Le paroxysme de cette folie est atteint lors d’une nuit de dérive totale. Assis par terre au milieu du chaos de leur chambre, ivres et lourdement intoxiqués, les deux amants sortent une arme à feu. Un véritable revolver, chargé d’une balle réelle. Dans un grand éclat de rire hystérique et inconscient, ils font tourner le barillet et pointent tour à tour l’arme sur leur tempe ou sur celle de l’autre. Un jeu macabre de roulette russe. Lorsque le photographe attitré de Johnny pénètre dans la pièce, il est pétrifié par la scène. Il assiste, impuissant, à ce spectacle de deux êtres humains jouant leur vie aux dés avec une indifférence glaçante. Il ne dira rien, n’interviendra pas, mais la vision de ce moment d’autodestruction pure restera gravée dans sa mémoire à jamais.
L’Échappée Belle : Le Choix Radical de la Survie
À l’automne 1972, la tournée s’achève dans les ruines financières et psychologiques. Pour Nanette Workman, un éclair de lucidité traverse le brouillard des excès. Elle comprend, avec une clarté glacée, que si elle reste aux côtés de Johnny Hallyday, elle n’y survivra pas. La mort ne viendra pas nécessairement d’une balle perdue lors d’une nuit de roulette russe, mais de l’extinction lente de son âme, broyée par la machine médiatique et toxique entourant l’idole.
Nanette prend alors la décision la plus courageuse de sa vie : elle plie bagage, quitte la France et rompt brutalement les ponts avec le rockeur. Elle choisit l’exil pour sauver sa peau. Elle retourne d’abord à New York, puis décide de s’installer au Canada, plus précisément au Québec. Là-bas, personne ne la connaît, personne ne sait qu’elle a partagé le lit et les dérives de la plus grande star française. Elle n’est plus « la maîtresse de », elle redevient simplement Nanette, une artiste dotée d’une voix hors du commun.

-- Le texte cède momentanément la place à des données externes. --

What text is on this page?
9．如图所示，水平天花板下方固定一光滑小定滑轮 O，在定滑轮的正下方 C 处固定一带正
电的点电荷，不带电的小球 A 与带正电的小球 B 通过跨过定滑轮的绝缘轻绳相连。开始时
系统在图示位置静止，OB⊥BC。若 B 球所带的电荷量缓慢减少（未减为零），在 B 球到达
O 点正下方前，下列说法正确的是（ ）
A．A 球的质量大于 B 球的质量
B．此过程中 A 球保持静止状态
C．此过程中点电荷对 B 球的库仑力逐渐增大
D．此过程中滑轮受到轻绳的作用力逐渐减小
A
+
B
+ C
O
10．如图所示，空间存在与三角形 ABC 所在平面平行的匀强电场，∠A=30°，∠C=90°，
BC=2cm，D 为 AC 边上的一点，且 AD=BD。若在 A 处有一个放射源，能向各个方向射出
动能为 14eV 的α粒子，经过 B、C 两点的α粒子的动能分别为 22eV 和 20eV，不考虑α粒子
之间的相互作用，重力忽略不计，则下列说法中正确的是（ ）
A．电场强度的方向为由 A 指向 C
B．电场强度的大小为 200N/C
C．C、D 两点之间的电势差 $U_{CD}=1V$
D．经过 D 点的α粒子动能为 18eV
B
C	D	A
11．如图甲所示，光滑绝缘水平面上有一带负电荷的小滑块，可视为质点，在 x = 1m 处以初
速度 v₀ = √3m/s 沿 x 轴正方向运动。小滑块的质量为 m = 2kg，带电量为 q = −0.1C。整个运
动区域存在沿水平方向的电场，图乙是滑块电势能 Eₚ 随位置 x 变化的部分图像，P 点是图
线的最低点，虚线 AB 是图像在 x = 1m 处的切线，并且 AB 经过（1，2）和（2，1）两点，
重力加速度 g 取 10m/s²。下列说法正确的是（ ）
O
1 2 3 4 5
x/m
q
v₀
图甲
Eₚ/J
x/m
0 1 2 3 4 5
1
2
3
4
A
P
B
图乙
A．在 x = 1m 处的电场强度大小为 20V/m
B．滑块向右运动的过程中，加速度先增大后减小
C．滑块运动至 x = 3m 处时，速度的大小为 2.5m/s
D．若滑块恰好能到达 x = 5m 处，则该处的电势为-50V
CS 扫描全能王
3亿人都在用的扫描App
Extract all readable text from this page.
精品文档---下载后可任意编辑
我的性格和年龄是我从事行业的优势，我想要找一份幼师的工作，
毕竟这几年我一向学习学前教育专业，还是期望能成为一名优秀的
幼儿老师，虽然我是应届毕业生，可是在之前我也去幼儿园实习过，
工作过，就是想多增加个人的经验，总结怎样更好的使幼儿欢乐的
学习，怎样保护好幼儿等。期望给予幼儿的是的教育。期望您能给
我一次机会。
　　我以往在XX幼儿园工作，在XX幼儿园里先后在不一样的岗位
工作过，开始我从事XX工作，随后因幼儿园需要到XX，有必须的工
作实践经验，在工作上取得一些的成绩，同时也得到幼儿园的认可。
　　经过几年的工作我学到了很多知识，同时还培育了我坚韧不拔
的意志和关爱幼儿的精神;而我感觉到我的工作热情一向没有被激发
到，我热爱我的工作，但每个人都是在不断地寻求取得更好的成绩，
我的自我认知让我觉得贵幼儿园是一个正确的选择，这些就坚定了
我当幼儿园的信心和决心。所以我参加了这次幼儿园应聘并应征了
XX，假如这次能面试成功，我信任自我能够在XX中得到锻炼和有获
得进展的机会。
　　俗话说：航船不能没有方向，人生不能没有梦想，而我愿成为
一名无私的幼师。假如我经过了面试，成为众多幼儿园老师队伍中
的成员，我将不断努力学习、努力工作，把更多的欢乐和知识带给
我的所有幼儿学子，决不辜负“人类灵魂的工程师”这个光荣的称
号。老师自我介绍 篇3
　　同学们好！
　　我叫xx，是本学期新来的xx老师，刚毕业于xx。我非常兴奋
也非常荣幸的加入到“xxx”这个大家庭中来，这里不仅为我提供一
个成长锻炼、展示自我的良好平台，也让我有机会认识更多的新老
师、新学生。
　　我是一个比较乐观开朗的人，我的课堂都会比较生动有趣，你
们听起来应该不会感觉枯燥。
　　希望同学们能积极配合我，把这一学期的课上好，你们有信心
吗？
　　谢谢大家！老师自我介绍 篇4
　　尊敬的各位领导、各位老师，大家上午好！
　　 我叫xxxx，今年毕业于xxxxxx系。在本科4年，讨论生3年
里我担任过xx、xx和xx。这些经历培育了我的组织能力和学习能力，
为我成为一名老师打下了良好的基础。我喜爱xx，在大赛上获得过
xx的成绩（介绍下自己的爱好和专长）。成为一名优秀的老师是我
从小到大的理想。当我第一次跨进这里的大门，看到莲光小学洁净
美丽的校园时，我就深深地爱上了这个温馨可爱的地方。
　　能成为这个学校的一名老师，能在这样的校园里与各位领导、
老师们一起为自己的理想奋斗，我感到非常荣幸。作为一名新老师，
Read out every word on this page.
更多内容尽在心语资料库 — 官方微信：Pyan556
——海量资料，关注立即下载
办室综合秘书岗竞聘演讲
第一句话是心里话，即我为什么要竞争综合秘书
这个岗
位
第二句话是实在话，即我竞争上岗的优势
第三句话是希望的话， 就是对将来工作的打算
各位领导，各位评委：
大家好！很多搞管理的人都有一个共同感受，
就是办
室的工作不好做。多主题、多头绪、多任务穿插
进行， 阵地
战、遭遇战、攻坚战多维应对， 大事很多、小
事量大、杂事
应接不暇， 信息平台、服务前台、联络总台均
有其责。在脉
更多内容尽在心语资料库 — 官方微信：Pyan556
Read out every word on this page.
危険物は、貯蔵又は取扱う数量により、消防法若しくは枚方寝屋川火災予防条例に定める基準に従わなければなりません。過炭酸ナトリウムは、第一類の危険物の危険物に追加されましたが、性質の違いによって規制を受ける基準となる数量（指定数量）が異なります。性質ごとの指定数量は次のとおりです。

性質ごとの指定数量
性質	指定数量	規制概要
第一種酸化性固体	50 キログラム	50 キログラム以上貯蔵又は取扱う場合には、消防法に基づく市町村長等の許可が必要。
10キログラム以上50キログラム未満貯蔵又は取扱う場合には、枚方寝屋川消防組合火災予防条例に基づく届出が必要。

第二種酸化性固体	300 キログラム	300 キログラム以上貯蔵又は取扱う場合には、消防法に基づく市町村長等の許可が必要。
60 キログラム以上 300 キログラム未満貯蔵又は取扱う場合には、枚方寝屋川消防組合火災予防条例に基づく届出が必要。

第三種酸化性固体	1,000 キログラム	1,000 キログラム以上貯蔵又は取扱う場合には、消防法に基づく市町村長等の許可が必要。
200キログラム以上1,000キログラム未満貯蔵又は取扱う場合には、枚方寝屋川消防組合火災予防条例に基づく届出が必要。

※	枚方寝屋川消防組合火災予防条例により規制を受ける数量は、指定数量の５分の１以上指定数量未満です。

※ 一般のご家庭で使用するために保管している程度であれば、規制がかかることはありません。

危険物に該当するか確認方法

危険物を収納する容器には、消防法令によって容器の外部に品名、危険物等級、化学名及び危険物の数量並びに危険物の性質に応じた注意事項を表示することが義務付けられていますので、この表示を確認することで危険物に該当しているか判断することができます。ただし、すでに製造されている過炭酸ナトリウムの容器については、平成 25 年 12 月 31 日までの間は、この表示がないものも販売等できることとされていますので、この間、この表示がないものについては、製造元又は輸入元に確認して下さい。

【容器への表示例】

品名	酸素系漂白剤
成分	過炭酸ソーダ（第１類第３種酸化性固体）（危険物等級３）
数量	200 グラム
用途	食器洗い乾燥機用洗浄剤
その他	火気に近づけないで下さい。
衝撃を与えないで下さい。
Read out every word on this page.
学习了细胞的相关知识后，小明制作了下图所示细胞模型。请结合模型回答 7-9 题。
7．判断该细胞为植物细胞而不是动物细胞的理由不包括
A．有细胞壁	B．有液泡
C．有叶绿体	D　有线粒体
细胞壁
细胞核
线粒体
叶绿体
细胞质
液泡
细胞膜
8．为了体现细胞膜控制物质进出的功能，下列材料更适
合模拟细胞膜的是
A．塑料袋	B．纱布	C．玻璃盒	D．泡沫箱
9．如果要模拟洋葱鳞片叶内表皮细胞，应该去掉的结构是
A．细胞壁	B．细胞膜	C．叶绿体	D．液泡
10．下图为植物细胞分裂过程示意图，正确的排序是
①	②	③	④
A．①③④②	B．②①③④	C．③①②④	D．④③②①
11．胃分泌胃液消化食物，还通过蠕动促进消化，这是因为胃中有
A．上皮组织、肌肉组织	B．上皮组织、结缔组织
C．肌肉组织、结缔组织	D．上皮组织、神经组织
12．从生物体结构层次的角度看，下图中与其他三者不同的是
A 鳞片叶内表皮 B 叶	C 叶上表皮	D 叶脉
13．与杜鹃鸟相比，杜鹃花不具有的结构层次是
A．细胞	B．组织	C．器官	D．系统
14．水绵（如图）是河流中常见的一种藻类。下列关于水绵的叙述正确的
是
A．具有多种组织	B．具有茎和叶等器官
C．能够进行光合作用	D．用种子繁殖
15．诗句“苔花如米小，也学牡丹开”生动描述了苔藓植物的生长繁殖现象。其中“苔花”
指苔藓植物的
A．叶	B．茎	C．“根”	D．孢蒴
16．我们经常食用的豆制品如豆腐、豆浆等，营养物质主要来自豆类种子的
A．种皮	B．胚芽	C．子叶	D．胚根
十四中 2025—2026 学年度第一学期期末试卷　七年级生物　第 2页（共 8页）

Le Québec des années 1970 est alors en pleine effervescence culturelle. La « Révolution tranquille » libère la créativité locale, et Nanette s’intègre parfaitement à cette scène en pleine ébullition. Elle apprend le français – une langue qu’elle refusait de parler à Paris – et collabore avec les plus grands noms de l’époque : Robert Charlebois, Diane Dufresne et le parolier Luc Plamondon.
En 1978, sa résilience et son talent immense trouvent leur consécration. Plamondon et Michel Berger lui offrent le rôle de Sadia, la serveuse automate, dans la version originale de l’opéra-rock Starmania. Sa voix puissante et théâtrale fait sensation. Le spectacle devient un phénomène planétaire, et Nanette Workman s’impose comme une icône de la musique francophone à part entière, gagnant sa légitimité par son seul génie, loin de l’ombre étouffante de son passé parisien.
Le Triomphe d’une Survivante face à l’Oubli

Aujourd’hui, en 2026, Nanette Workman est âgée de 81 ans. Elle vit toujours sereinement au Québec, célébrée comme une légende vivante, récipiendaire de trois prix Félix et forte de plus de vingt nominations au cours de sa riche carrière. Alors que tant de figures du rock de cette époque ont succombé à leurs démons, elle est toujours là, montant occasionnellement sur scène, sa voix n’ayant rien perdu de sa superbe et de sa texture rocailleuse si distinctive.
Lorsqu’on l’interroge sur Johnny Hallyday, décédé en 2017, elle sourit avec pudeur, élude les questions ou se drape dans un silence respectueux. Ce silence n’est pas de l’amertume ; c’est la pudeur d’une femme qui sait que certaines vérités n’appartiennent qu’à ceux qui ont frôlé le néant ensemble. Dans la fresque monumentale et souvent tragique de la vie de Johnny Hallyday, jalonnée de drames et de ruptures, Nanette Workman reste l’une des rares à avoir su trouver la porte de sortie avant qu’il ne soit trop tard. Elle n’a pas été une victime collatérale du rock’n’roll ; elle en est la survivante ultime.